資本支出は、工場の建設、増設、土地・建物・機械の購入、大型の修繕工事費のほかに、特許権、営業権などの無形固定資産の購入支出をも含んでいる。経費として処理される小口の修繕費は資本支出ではない。資本支出の計画とコントロールの用具として、資本支出予算が作成される。それは資本支出計画、設備予算または工事予算とも呼ばれる。資本支出計画は、まず、顧客の需要への対応や競争力の維持のための設備の増強、合理化、近代化のための投資を計画するとともに、設備投資の行き過ぎによって資本利益率(ROI)の低下や、企業の資本構造や資金状態を悪化させることを防ぐことを目的としている。
そのためには、資本支出計画は、長期と短期に分けられる。

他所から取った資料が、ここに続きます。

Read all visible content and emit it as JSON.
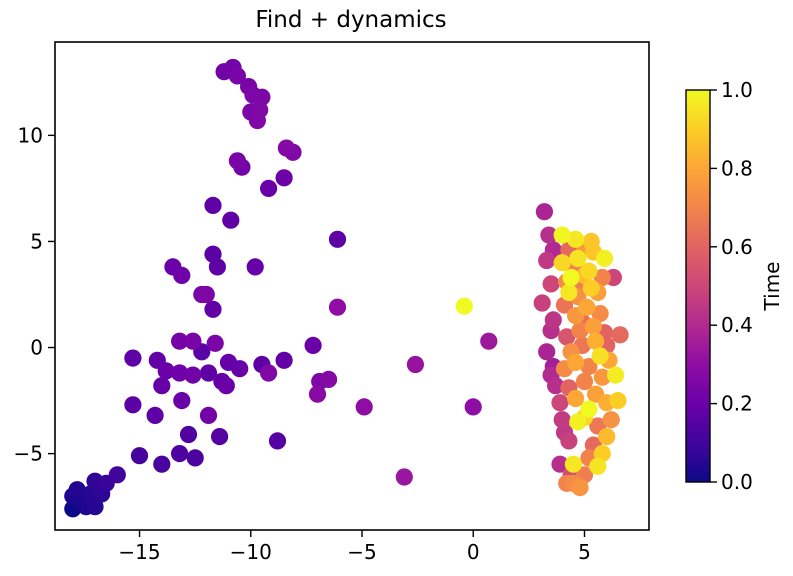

長期資本支出計画は、環境の変化に企業を適応させるための戦略的経営計画から導き出されるもので、3年、5年ないし10年の将来を見通したうえでトップ・マネジメントが決定する暫定的な資本支出計画である。短期の年度予算作成の段階でその資本支出計画を実行するかどうかをトップが改めて決定した後に、詳細な内容をもった個別計画が作成さえ、それらが短期資本支出計画にまとめられる。さらに、資本支出計画は、(1)大口資本支出計画と、(2)小口資本支出計画とに分けられる。前者は、工場の新設、増設、大型の機械、社屋の建設など、大口の工事計画であり、通常トップ・マネジメントや事業部長が提案する設備計画である。その計画の承認や進捗管理は、個別計画ごとにトップ・マネジメントによって行われるものである。後者は、各工場、各事業所における小型機械の購入、建物、機械の修繕・改良費などであり、日常の業務管理の合理化のために必要な資本支出であり、各部門から提案される。各部門の小口資本支出計画は施設部長によって調整されたうえで、トップの承認をへて、各部門に対して一括して予算の割当が行われる。
個々の資本支出計画は、ROIその他の決定基準によって評価、選択しなければならないだけでなく、その実行が現金収支計画や資本構造にどのような影響を及ぼすかを考慮する必要がある。資本支出計画を予算に計上することは、即座にその実行を許可するものではない。大口資本支出については、個別にその実行に対してトップの承認が必要であり、小口資本支出計画については権限規程にしたがって、部長、工場長、事業部長、社長などの承認を必要とする。